Lisandra, minha monitora, interagindo com a Natureza em sua viagem a Bali. Esta viagem é uma de suas mentalizações. Foto de outubro de 2010.

É da nossa natureza desejar coisas que ainda não temos. Queremos nos mudar para um lugar qualquer, queremos abrir um negócio diferente, queremos mudar qualquer coisa! Ocorre que, quando a vida, a Natureza ou o mero acaso vem nos ajudar a realizar estas mentalizações, arrumamos mil e uma desculpas para não ir adiante.  Dá um certo medinho e embrulho no estômago, mas é sempre assim, é como se nós mesmos nos sabotássemos na hora H. É porque a gente aprende a sonhar, mas não a realizar o sonho; na hora de realiza-lo, tudo se torna um pretexto para rechaçar a Grande Chance! Bolamos vergonhosamente uma desculpa qualquer para empurrar com a barriga e dizer que não é o momento certo de mudar. É sempre a mesma coisa: não mudamos porque a culpa é do companheiro que não ajuda, ou é a falta de dinheiro, ou arranja-se outro pretexto qualquer. É preciso trabalhar o poder interior e desenvolvê-lo para atingir nossos anseios e agarrar as oportunidades, sem desculpas para se manter na famigerada zona de conforto. O sistema que professo possui uma forte orientação para que não enrolemos e seguremos com garra e força quando o bonde da oportunidade vier ao nosso encontro.

Podemos e devemos mentalizar alto, sem medo e sem baixa auto-estima. Afinal, se nós não pudermos atingir nossos sonhos, então quem poderá? Somente os outros? Os que aparecem na TV? Os que tem dinheiro? Que absurdo! É óbvio que nós podermos atingir nossos objetivos, sejam lá quais forem. Não importam o quão grandes sejam, nem o quão loucos possam parecer aos olhos de quem não ouve a música. (““E aqueles que foram vistos dançando foram julgados insanos pelos que não podiam escutar a música.” Friedrich Nietzsche). Tudo é atingível dentro do bom-senso.  Mentalize tudo!

Após mentalizar, é preciso ação. Finalmente, depois de muita ação, a oportunidade virá e é preciso aproveitá-la. Há um momento em que é preciso segurar firme.

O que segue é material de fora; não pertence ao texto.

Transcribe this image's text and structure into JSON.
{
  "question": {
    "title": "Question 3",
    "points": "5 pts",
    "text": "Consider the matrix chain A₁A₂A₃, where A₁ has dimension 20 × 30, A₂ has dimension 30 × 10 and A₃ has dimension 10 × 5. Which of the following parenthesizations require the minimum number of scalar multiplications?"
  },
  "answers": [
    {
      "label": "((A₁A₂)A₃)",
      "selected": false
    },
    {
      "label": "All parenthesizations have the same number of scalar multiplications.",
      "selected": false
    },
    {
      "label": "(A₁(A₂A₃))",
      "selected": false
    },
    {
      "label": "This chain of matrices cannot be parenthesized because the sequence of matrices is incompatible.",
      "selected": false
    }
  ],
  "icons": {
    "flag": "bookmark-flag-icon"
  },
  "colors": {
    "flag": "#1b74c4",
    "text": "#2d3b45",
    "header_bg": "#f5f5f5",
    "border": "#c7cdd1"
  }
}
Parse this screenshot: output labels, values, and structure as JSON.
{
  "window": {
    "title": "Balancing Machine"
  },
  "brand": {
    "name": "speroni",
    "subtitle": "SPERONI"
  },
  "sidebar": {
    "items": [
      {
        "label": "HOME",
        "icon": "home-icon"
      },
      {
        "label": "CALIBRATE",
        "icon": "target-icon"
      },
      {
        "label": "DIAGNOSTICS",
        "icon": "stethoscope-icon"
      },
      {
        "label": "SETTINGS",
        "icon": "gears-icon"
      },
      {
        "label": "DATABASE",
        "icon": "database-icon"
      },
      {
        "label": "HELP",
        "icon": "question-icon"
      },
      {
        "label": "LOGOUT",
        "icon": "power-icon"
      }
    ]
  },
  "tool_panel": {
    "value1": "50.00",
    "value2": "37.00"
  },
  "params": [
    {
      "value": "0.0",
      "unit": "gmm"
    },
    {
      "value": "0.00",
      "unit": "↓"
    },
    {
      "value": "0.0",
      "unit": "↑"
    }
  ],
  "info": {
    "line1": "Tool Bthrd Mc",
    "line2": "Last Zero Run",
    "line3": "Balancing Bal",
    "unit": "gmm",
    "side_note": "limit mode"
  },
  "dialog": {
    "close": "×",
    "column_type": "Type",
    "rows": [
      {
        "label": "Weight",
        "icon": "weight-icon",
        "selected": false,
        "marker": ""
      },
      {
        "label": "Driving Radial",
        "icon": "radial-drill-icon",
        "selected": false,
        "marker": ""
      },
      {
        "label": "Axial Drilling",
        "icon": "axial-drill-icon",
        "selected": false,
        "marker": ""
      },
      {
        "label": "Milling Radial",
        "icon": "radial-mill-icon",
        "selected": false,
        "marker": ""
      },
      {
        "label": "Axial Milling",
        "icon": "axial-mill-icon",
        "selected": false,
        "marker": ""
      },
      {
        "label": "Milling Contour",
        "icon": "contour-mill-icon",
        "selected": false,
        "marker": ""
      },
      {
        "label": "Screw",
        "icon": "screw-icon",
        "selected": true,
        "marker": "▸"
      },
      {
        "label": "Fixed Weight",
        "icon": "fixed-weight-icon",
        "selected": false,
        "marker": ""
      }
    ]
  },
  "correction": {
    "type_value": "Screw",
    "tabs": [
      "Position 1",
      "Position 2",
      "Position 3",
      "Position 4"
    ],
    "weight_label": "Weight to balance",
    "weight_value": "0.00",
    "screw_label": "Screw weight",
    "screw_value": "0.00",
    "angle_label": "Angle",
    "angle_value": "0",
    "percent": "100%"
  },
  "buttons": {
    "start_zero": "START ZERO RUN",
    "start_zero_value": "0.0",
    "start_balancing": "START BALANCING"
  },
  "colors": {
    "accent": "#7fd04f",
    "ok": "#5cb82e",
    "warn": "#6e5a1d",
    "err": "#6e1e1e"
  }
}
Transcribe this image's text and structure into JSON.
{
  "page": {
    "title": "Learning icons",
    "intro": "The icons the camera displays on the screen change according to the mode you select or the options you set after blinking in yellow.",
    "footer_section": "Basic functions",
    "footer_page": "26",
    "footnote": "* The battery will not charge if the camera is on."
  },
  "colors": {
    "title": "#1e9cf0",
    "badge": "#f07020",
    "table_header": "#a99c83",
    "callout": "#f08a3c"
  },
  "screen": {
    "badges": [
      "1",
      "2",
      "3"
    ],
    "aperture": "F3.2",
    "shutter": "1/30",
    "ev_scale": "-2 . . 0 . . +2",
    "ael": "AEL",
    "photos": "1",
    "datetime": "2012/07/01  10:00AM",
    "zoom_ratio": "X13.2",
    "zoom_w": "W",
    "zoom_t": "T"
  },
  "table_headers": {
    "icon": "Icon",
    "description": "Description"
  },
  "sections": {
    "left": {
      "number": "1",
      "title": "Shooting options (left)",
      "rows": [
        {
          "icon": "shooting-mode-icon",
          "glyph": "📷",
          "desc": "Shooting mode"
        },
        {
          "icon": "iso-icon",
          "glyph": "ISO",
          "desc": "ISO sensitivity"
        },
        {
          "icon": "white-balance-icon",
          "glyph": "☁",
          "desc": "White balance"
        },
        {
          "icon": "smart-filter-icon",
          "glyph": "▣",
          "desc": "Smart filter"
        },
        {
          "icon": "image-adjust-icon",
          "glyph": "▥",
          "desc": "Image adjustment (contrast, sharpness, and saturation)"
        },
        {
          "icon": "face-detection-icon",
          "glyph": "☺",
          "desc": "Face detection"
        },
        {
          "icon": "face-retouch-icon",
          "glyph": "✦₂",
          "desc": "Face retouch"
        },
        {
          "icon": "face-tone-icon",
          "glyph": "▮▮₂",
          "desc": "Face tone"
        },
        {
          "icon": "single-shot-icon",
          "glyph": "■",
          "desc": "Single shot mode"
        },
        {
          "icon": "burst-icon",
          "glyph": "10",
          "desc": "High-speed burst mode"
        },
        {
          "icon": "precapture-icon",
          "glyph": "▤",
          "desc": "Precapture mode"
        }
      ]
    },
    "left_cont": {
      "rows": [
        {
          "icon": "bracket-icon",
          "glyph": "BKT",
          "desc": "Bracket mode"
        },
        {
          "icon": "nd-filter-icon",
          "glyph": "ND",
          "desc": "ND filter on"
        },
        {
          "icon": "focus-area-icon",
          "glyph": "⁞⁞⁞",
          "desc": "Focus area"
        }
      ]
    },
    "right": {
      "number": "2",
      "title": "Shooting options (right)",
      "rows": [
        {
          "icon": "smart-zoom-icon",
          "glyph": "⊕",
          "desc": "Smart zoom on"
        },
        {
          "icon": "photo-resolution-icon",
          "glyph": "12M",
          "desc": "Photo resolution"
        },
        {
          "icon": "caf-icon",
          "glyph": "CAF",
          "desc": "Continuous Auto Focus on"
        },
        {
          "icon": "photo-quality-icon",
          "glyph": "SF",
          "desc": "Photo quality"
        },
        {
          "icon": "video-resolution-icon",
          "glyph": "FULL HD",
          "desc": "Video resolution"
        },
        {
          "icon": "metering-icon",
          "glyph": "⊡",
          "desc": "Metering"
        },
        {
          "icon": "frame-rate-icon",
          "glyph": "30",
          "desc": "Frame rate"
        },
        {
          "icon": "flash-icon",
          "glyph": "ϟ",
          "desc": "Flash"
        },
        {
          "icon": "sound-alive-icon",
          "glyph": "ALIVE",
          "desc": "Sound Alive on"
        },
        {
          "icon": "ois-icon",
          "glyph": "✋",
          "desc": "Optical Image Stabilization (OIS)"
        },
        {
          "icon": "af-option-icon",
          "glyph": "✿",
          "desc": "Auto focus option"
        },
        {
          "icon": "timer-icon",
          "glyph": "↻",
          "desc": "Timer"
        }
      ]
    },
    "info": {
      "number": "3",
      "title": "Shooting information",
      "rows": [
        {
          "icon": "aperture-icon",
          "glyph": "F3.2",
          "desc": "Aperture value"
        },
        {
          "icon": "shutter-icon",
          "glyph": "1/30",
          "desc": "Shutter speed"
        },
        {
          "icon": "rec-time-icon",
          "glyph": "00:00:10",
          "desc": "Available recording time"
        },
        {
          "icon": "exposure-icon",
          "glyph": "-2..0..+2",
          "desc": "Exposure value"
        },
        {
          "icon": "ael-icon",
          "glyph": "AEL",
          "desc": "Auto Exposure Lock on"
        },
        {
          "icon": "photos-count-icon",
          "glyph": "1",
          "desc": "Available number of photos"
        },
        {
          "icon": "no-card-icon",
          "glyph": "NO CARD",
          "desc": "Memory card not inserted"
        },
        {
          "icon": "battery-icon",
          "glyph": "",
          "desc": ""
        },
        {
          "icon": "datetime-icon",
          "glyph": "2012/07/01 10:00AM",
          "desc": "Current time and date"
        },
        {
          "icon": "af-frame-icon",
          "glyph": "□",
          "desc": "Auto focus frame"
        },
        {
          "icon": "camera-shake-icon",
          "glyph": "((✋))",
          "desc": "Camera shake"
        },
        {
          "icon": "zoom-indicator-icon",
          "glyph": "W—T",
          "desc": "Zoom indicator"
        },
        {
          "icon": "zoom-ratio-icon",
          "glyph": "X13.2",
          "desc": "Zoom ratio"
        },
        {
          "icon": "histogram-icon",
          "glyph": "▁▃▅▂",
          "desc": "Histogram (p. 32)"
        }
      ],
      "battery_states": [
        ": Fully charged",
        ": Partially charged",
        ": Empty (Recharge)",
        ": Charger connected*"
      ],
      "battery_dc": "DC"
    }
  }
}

Segurei firme. Vou para Porto, alegre!

Escola Moinhos, em Porto Alegre

Digo com enorme alegria, vontade, entusiasmo e friozinho na barriga (afinal, faz parte), que escolhi agarrar uma grande oportunidade, fruto de convicta mentalização. Após um convite muito especial, aceitei negociar a aquisição da Unidade Moinhos de Vento do Método DeRose, tradicional instituição fundada pelo Professor Ricardo Mallet. Mallet está expandido o seu excepcional trabalho às empresas, e eu tive a honra de receber uma ligação de sua esposa, Fernanda Meixedo, e ser convidado para dar continuidade a esta linda história na Moinhos com mais um novo capítulo, no qual certamente escreverei as mais dedicadas páginas que já produzi em toda a minha vida.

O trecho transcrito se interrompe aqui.